# "Refining" an Import Milling Vise



## HMF (Nov 3, 2012)

You need a milling vise for your heavy mill, but you cannot afford a Kurt, so you buy an import. 
It's not bad, but the jaws are a bit warped and uneven. They don't close smoothly. The operation of the closing mechanism is rough. What do you do, or did you do if you have already fixed one of these, to improve the situation?


----------



## OldMachinist (Nov 3, 2012)

You need to check if its the jaws or the surface they bolt to thats causing the problem. If its the jaws they would need to be reground. First you would have to shim for the warpage and grind one side flat, then flip them over and grind the other side parallel. 
The block the stationary jaw bolts to could also need to be reground or the keyway that aligns it could be off.

The roughness of the screw is likely just a poorly machine thread.

Did you take it all apart when you got it and clean all the packing grease and chips out of it?


----------



## Pitchfire (Nov 3, 2012)

I went with new South Bend instead of GMT (Glacern) and while it's not bad, it's not perfect either. Glacern would be my nod to those who haven't purchased a vice but may be reading. I got lazy and just consolidated all of my ordering that I could to Grizzly. I wound up getting a Glacern face mill anyways so if their is egg on the screen it dripped from my face.


----------



## DMS (Nov 3, 2012)

Pull the jaws off, replace them with aluminum or mild steel soft jaws. Rejoice, because you would have been better off doing that in the first place 

Seriously, I used my original little 4 inch vice with the stock, hardened jaws for the longest time. Then I heard about soft jaws, and replaced those with some stepped aluminum jaws. Huzzah! The aluminum is soft sticky. It grabs parts much better than the hardened steel (those jaws tend to be polished, and therefore slick). You don't have to tighten as hard to get a good hold, and they don't mar your parts like the stock jaws will. I highly recommend you try them for yourself.

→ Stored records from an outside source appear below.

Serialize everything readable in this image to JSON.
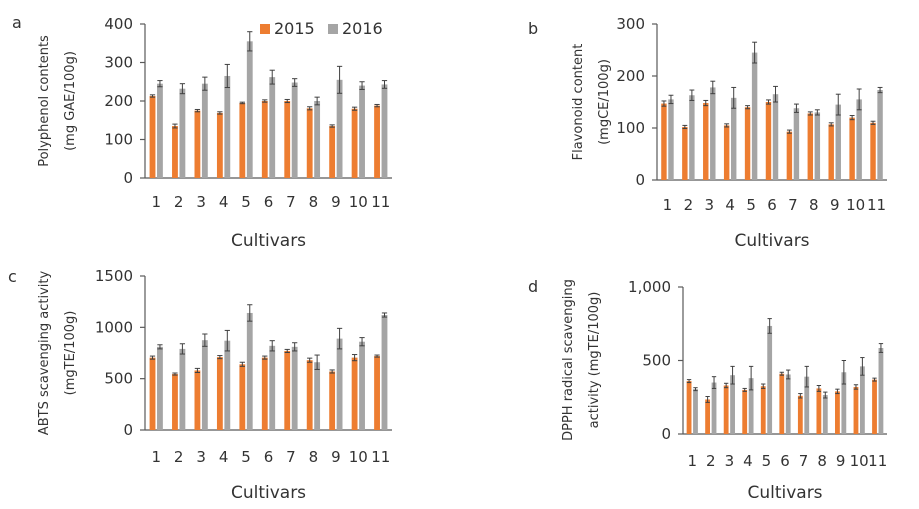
{
  "colors": {
    "y2015": "#ED7D31",
    "y2016": "#A5A5A5",
    "axis": "#595959",
    "err": "#404040"
  },
  "chart_data": [
    {
      "id": "a",
      "panel_label": "a",
      "type": "bar",
      "xlabel": "Cultivars",
      "ylabel": [
        "Polyphenol contents",
        "(mg GAE/100g)"
      ],
      "ylim": [
        0,
        400
      ],
      "yticks": [
        0,
        100,
        200,
        300,
        400
      ],
      "ytick_labels": [
        "0",
        "100",
        "200",
        "300",
        "400"
      ],
      "categories": [
        "1",
        "2",
        "3",
        "4",
        "5",
        "6",
        "7",
        "8",
        "9",
        "10",
        "11"
      ],
      "legend": true,
      "legend_position": "top-right",
      "series": [
        {
          "name": "2015",
          "values": [
            213,
            135,
            175,
            169,
            195,
            200,
            200,
            181,
            135,
            180,
            188
          ],
          "errors": [
            3,
            5,
            3,
            3,
            2,
            3,
            4,
            4,
            3,
            4,
            3
          ]
        },
        {
          "name": "2016",
          "values": [
            245,
            232,
            245,
            265,
            355,
            262,
            248,
            200,
            255,
            240,
            243
          ],
          "errors": [
            8,
            13,
            17,
            30,
            25,
            18,
            10,
            10,
            35,
            10,
            10
          ]
        }
      ]
    },
    {
      "id": "b",
      "panel_label": "b",
      "type": "bar",
      "xlabel": "Cultivars",
      "ylabel": [
        "Flavonoid content",
        "(mgCE/100g)"
      ],
      "ylim": [
        0,
        300
      ],
      "yticks": [
        0,
        100,
        200,
        300
      ],
      "ytick_labels": [
        "0",
        "100",
        "200",
        "300"
      ],
      "categories": [
        "1",
        "2",
        "3",
        "4",
        "5",
        "6",
        "7",
        "8",
        "9",
        "10",
        "11"
      ],
      "legend": false,
      "series": [
        {
          "name": "2015",
          "values": [
            147,
            102,
            148,
            105,
            140,
            150,
            93,
            128,
            107,
            120,
            110
          ],
          "errors": [
            5,
            3,
            5,
            3,
            3,
            4,
            3,
            3,
            3,
            4,
            3
          ]
        },
        {
          "name": "2016",
          "values": [
            155,
            163,
            178,
            158,
            245,
            165,
            138,
            130,
            145,
            155,
            173
          ],
          "errors": [
            8,
            10,
            12,
            20,
            20,
            15,
            8,
            5,
            20,
            20,
            5
          ]
        }
      ]
    },
    {
      "id": "c",
      "panel_label": "c",
      "type": "bar",
      "xlabel": "Cultivars",
      "ylabel": [
        "ABTS scavenging activity",
        "(mgTE/100g)"
      ],
      "ylim": [
        0,
        1500
      ],
      "yticks": [
        0,
        500,
        1000,
        1500
      ],
      "ytick_labels": [
        "0",
        "500",
        "1000",
        "1500"
      ],
      "categories": [
        "1",
        "2",
        "3",
        "4",
        "5",
        "6",
        "7",
        "8",
        "9",
        "10",
        "11"
      ],
      "legend": false,
      "series": [
        {
          "name": "2015",
          "values": [
            705,
            545,
            580,
            710,
            640,
            705,
            770,
            680,
            570,
            705,
            720
          ],
          "errors": [
            15,
            10,
            20,
            15,
            20,
            15,
            15,
            20,
            15,
            30,
            10
          ]
        },
        {
          "name": "2016",
          "values": [
            810,
            790,
            875,
            870,
            1140,
            820,
            810,
            660,
            890,
            860,
            1120
          ],
          "errors": [
            20,
            50,
            60,
            100,
            80,
            50,
            40,
            70,
            100,
            40,
            20
          ]
        }
      ]
    },
    {
      "id": "d",
      "panel_label": "d",
      "type": "bar",
      "xlabel": "Cultivars",
      "ylabel": [
        "DPPH radical scavenging",
        "activity (mgTE/100g)"
      ],
      "ylim": [
        0,
        1000
      ],
      "yticks": [
        0,
        500,
        1000
      ],
      "ytick_labels": [
        "0",
        "500",
        "1,000"
      ],
      "categories": [
        "1",
        "2",
        "3",
        "4",
        "5",
        "6",
        "7",
        "8",
        "9",
        "10",
        "11"
      ],
      "legend": false,
      "series": [
        {
          "name": "2015",
          "values": [
            360,
            235,
            330,
            300,
            325,
            410,
            260,
            310,
            290,
            320,
            370
          ],
          "errors": [
            10,
            20,
            15,
            10,
            15,
            10,
            15,
            20,
            15,
            15,
            10
          ]
        },
        {
          "name": "2016",
          "values": [
            305,
            350,
            400,
            380,
            735,
            405,
            390,
            265,
            420,
            460,
            585
          ],
          "errors": [
            10,
            40,
            60,
            80,
            50,
            30,
            70,
            20,
            80,
            60,
            30
          ]
        }
      ]
    }
  ]
}
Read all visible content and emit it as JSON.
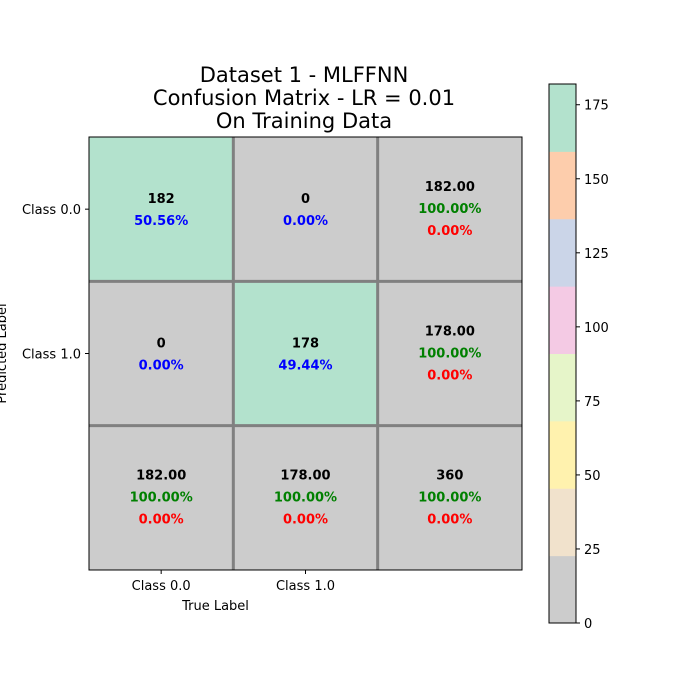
{
  "chart_data": {
    "type": "heatmap",
    "title_lines": [
      "Dataset 1 - MLFFNN",
      "Confusion Matrix - LR = 0.01",
      "On Training Data"
    ],
    "xlabel": "True Label",
    "ylabel": "Predicted Label",
    "x_tick_labels": [
      "Class 0.0",
      "Class 1.0"
    ],
    "y_tick_labels": [
      "Class 0.0",
      "Class 1.0"
    ],
    "cells": [
      [
        {
          "lines": [
            "182",
            "50.56%"
          ],
          "colors": [
            "#000000",
            "#0000ff"
          ],
          "value": 182,
          "highlight": true
        },
        {
          "lines": [
            "0",
            "0.00%"
          ],
          "colors": [
            "#000000",
            "#0000ff"
          ],
          "value": 0,
          "highlight": false
        },
        {
          "lines": [
            "182.00",
            "100.00%",
            "0.00%"
          ],
          "colors": [
            "#000000",
            "#008000",
            "#ff0000"
          ],
          "value": 182,
          "highlight": false
        }
      ],
      [
        {
          "lines": [
            "0",
            "0.00%"
          ],
          "colors": [
            "#000000",
            "#0000ff"
          ],
          "value": 0,
          "highlight": false
        },
        {
          "lines": [
            "178",
            "49.44%"
          ],
          "colors": [
            "#000000",
            "#0000ff"
          ],
          "value": 178,
          "highlight": true
        },
        {
          "lines": [
            "178.00",
            "100.00%",
            "0.00%"
          ],
          "colors": [
            "#000000",
            "#008000",
            "#ff0000"
          ],
          "value": 178,
          "highlight": false
        }
      ],
      [
        {
          "lines": [
            "182.00",
            "100.00%",
            "0.00%"
          ],
          "colors": [
            "#000000",
            "#008000",
            "#ff0000"
          ],
          "value": 182,
          "highlight": false
        },
        {
          "lines": [
            "178.00",
            "100.00%",
            "0.00%"
          ],
          "colors": [
            "#000000",
            "#008000",
            "#ff0000"
          ],
          "value": 178,
          "highlight": false
        },
        {
          "lines": [
            "360",
            "100.00%",
            "0.00%"
          ],
          "colors": [
            "#000000",
            "#008000",
            "#ff0000"
          ],
          "value": 360,
          "highlight": false
        }
      ]
    ],
    "cell_colors": {
      "highlight": "#b3e2cd",
      "default": "#cccccc",
      "grid": "#808080"
    },
    "colorbar": {
      "range": [
        0,
        182
      ],
      "ticks": [
        0,
        25,
        50,
        75,
        100,
        125,
        150,
        175
      ],
      "colors": [
        "#cccccc",
        "#f1e2cc",
        "#fff2ae",
        "#e6f5c9",
        "#f4cae4",
        "#cbd5e8",
        "#fdcdac",
        "#b3e2cd"
      ]
    }
  }
}
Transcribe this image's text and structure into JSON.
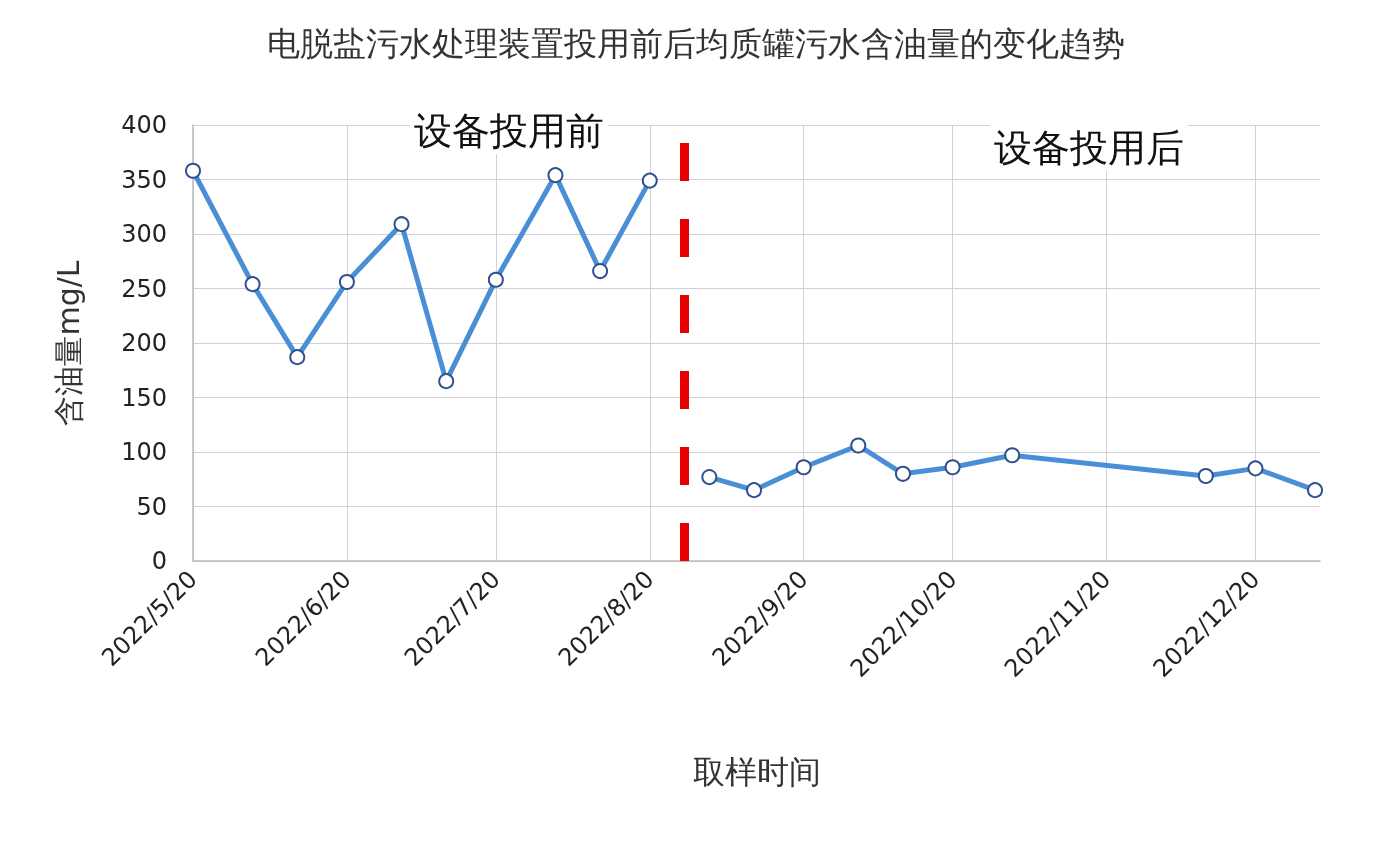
{
  "chart_data": {
    "type": "line",
    "title": "电脱盐污水处理装置投用前后均质罐污水含油量的变化趋势",
    "xlabel": "取样时间",
    "ylabel": "含油量mg/L",
    "annotations": [
      "设备投用前",
      "设备投用后"
    ],
    "series": [
      {
        "color": "#4a8fd6",
        "x": [
          "2022-05-20",
          "2022-06-01",
          "2022-06-10",
          "2022-06-20",
          "2022-07-01",
          "2022-07-10",
          "2022-07-20",
          "2022-08-01",
          "2022-08-10",
          "2022-08-20"
        ],
        "values": [
          358,
          254,
          187,
          256,
          309,
          165,
          258,
          354,
          266,
          349
        ]
      },
      {
        "color": "#4a8fd6",
        "x": [
          "2022-09-01",
          "2022-09-10",
          "2022-09-20",
          "2022-10-01",
          "2022-10-10",
          "2022-10-20",
          "2022-11-01",
          "2022-12-10",
          "2022-12-20",
          "2023-01-01"
        ],
        "values": [
          77,
          65,
          86,
          106,
          80,
          86,
          97,
          78,
          85,
          65
        ]
      }
    ],
    "xlim": [
      "2022-05-20",
      "2023-01-02"
    ],
    "xticks": [
      {
        "value": "2022-05-20",
        "label": "2022/5/20"
      },
      {
        "value": "2022-06-20",
        "label": "2022/6/20"
      },
      {
        "value": "2022-07-20",
        "label": "2022/7/20"
      },
      {
        "value": "2022-08-20",
        "label": "2022/8/20"
      },
      {
        "value": "2022-09-20",
        "label": "2022/9/20"
      },
      {
        "value": "2022-10-20",
        "label": "2022/10/20"
      },
      {
        "value": "2022-11-20",
        "label": "2022/11/20"
      },
      {
        "value": "2022-12-20",
        "label": "2022/12/20"
      }
    ],
    "ylim": [
      0,
      400
    ],
    "yticks": [
      0,
      50,
      100,
      150,
      200,
      250,
      300,
      350,
      400
    ],
    "ref_lines": [
      {
        "axis": "x",
        "value": "2022-08-27",
        "label": null,
        "color": "#e60000",
        "line_style": "dashed"
      }
    ],
    "grid": true,
    "marker": "circle",
    "line_style": "solid"
  }
}
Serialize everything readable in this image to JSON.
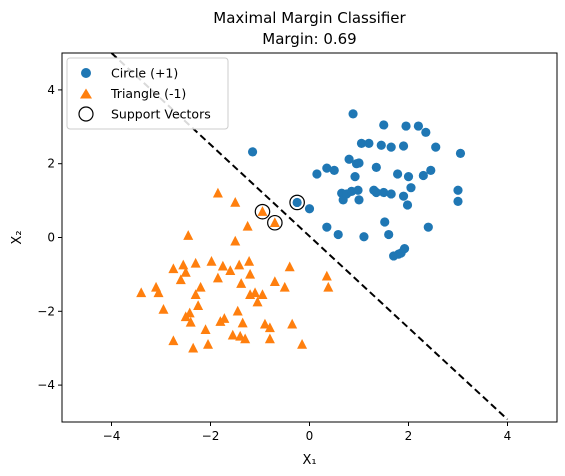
{
  "chart_data": {
    "type": "scatter",
    "title": "Maximal Margin Classifier",
    "subtitle": "Margin: 0.69",
    "xlabel": "X₁",
    "ylabel": "X₂",
    "xlim": [
      -5,
      5
    ],
    "ylim": [
      -5,
      5
    ],
    "xticks": [
      -4,
      -2,
      0,
      2,
      4
    ],
    "yticks": [
      -4,
      -2,
      0,
      2,
      4
    ],
    "grid": false,
    "legend": "top-left",
    "series": [
      {
        "name": "Circle (+1)",
        "marker": "circle",
        "color": "#1f77b4",
        "points": [
          [
            -1.15,
            2.32
          ],
          [
            -0.25,
            0.95
          ],
          [
            0.0,
            0.78
          ],
          [
            0.15,
            1.72
          ],
          [
            0.35,
            1.88
          ],
          [
            0.35,
            0.28
          ],
          [
            0.5,
            1.82
          ],
          [
            0.58,
            0.08
          ],
          [
            0.65,
            1.2
          ],
          [
            0.68,
            1.02
          ],
          [
            0.75,
            1.18
          ],
          [
            0.8,
            2.12
          ],
          [
            0.85,
            1.25
          ],
          [
            0.88,
            3.35
          ],
          [
            0.92,
            1.65
          ],
          [
            0.95,
            2.0
          ],
          [
            0.98,
            1.28
          ],
          [
            1.0,
            2.02
          ],
          [
            1.0,
            1.02
          ],
          [
            1.05,
            2.55
          ],
          [
            1.1,
            0.02
          ],
          [
            1.2,
            2.55
          ],
          [
            1.3,
            1.28
          ],
          [
            1.35,
            1.22
          ],
          [
            1.35,
            1.9
          ],
          [
            1.45,
            2.5
          ],
          [
            1.5,
            3.05
          ],
          [
            1.5,
            1.22
          ],
          [
            1.52,
            0.42
          ],
          [
            1.6,
            0.08
          ],
          [
            1.65,
            1.18
          ],
          [
            1.65,
            2.45
          ],
          [
            1.7,
            -0.5
          ],
          [
            1.78,
            1.72
          ],
          [
            1.8,
            -0.45
          ],
          [
            1.85,
            -0.42
          ],
          [
            1.9,
            2.48
          ],
          [
            1.9,
            1.12
          ],
          [
            1.92,
            -0.3
          ],
          [
            1.95,
            3.02
          ],
          [
            1.98,
            0.88
          ],
          [
            2.05,
            1.35
          ],
          [
            2.0,
            1.65
          ],
          [
            2.2,
            3.02
          ],
          [
            2.3,
            1.68
          ],
          [
            2.35,
            2.85
          ],
          [
            2.4,
            0.28
          ],
          [
            2.45,
            1.82
          ],
          [
            2.55,
            2.45
          ],
          [
            3.0,
            1.28
          ],
          [
            3.0,
            0.98
          ],
          [
            3.05,
            2.28
          ]
        ]
      },
      {
        "name": "Triangle (-1)",
        "marker": "triangle",
        "color": "#ff7f0e",
        "points": [
          [
            -3.4,
            -1.5
          ],
          [
            -3.1,
            -1.35
          ],
          [
            -3.05,
            -1.5
          ],
          [
            -2.95,
            -1.95
          ],
          [
            -2.75,
            -0.85
          ],
          [
            -2.75,
            -2.8
          ],
          [
            -2.6,
            -1.15
          ],
          [
            -2.55,
            -0.75
          ],
          [
            -2.5,
            -0.95
          ],
          [
            -2.5,
            -2.15
          ],
          [
            -2.45,
            0.05
          ],
          [
            -2.42,
            -2.05
          ],
          [
            -2.4,
            -2.3
          ],
          [
            -2.35,
            -3.0
          ],
          [
            -2.3,
            -0.7
          ],
          [
            -2.3,
            -1.55
          ],
          [
            -2.25,
            -1.85
          ],
          [
            -2.2,
            -1.35
          ],
          [
            -2.1,
            -2.5
          ],
          [
            -2.05,
            -2.9
          ],
          [
            -1.98,
            -0.65
          ],
          [
            -1.85,
            1.2
          ],
          [
            -1.85,
            -1.1
          ],
          [
            -1.8,
            -2.28
          ],
          [
            -1.75,
            -0.78
          ],
          [
            -1.72,
            -2.2
          ],
          [
            -1.6,
            -0.9
          ],
          [
            -1.55,
            -2.65
          ],
          [
            -1.5,
            0.95
          ],
          [
            -1.5,
            -0.1
          ],
          [
            -1.45,
            -2.0
          ],
          [
            -1.42,
            -0.75
          ],
          [
            -1.4,
            -2.68
          ],
          [
            -1.38,
            -1.25
          ],
          [
            -1.35,
            -2.32
          ],
          [
            -1.3,
            -2.75
          ],
          [
            -1.25,
            0.3
          ],
          [
            -1.22,
            -0.65
          ],
          [
            -1.2,
            -1.0
          ],
          [
            -1.2,
            -1.55
          ],
          [
            -1.1,
            -1.5
          ],
          [
            -1.05,
            -1.75
          ],
          [
            -0.95,
            -1.55
          ],
          [
            -0.9,
            -2.35
          ],
          [
            -0.8,
            -2.75
          ],
          [
            -0.8,
            -2.45
          ],
          [
            -0.7,
            -1.2
          ],
          [
            -0.5,
            -1.35
          ],
          [
            -0.4,
            -0.8
          ],
          [
            -0.35,
            -2.35
          ],
          [
            -0.15,
            -2.9
          ],
          [
            0.35,
            -1.05
          ],
          [
            0.38,
            -1.35
          ],
          [
            -0.95,
            0.7
          ],
          [
            -0.7,
            0.4
          ]
        ]
      }
    ],
    "support_vectors": {
      "name": "Support Vectors",
      "points": [
        [
          -0.25,
          0.95
        ],
        [
          -0.95,
          0.7
        ],
        [
          -0.7,
          0.4
        ]
      ]
    },
    "decision_boundary": {
      "style": "dashed",
      "color": "#000000",
      "points": [
        [
          -4.0,
          5.0
        ],
        [
          4.0,
          -4.93
        ]
      ]
    }
  }
}
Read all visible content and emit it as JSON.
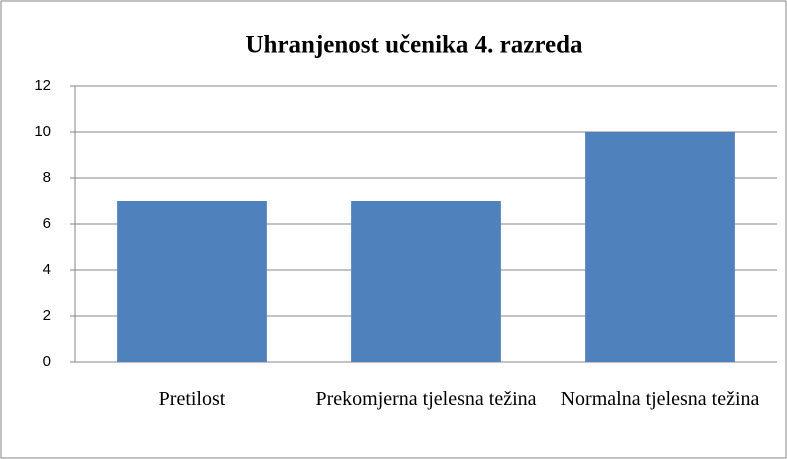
{
  "chart_data": {
    "type": "bar",
    "title": "Uhranjenost učenika 4. razreda",
    "categories": [
      "Pretilost",
      "Prekomjerna tjelesna težina",
      "Normalna tjelesna težina"
    ],
    "values": [
      7,
      7,
      10
    ],
    "color": "#4f81bd",
    "ylim": [
      0,
      12
    ],
    "yticks": [
      0,
      2,
      4,
      6,
      8,
      10,
      12
    ],
    "grid": true
  }
}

I have heard of people souping up their vices by installing thrust bearings. I also found a very good writeup from someone who seems to have had the same issue as you. he did a complete teardown and overhall.

http://www.docsmachine.com/projects/4vise/4vise-01.html

As an aside, I also have an import 5". Mainly got it because the Kurt 5" was expensive, more expensive than the 6", and I can actually move a 5" vice without a crane...


----------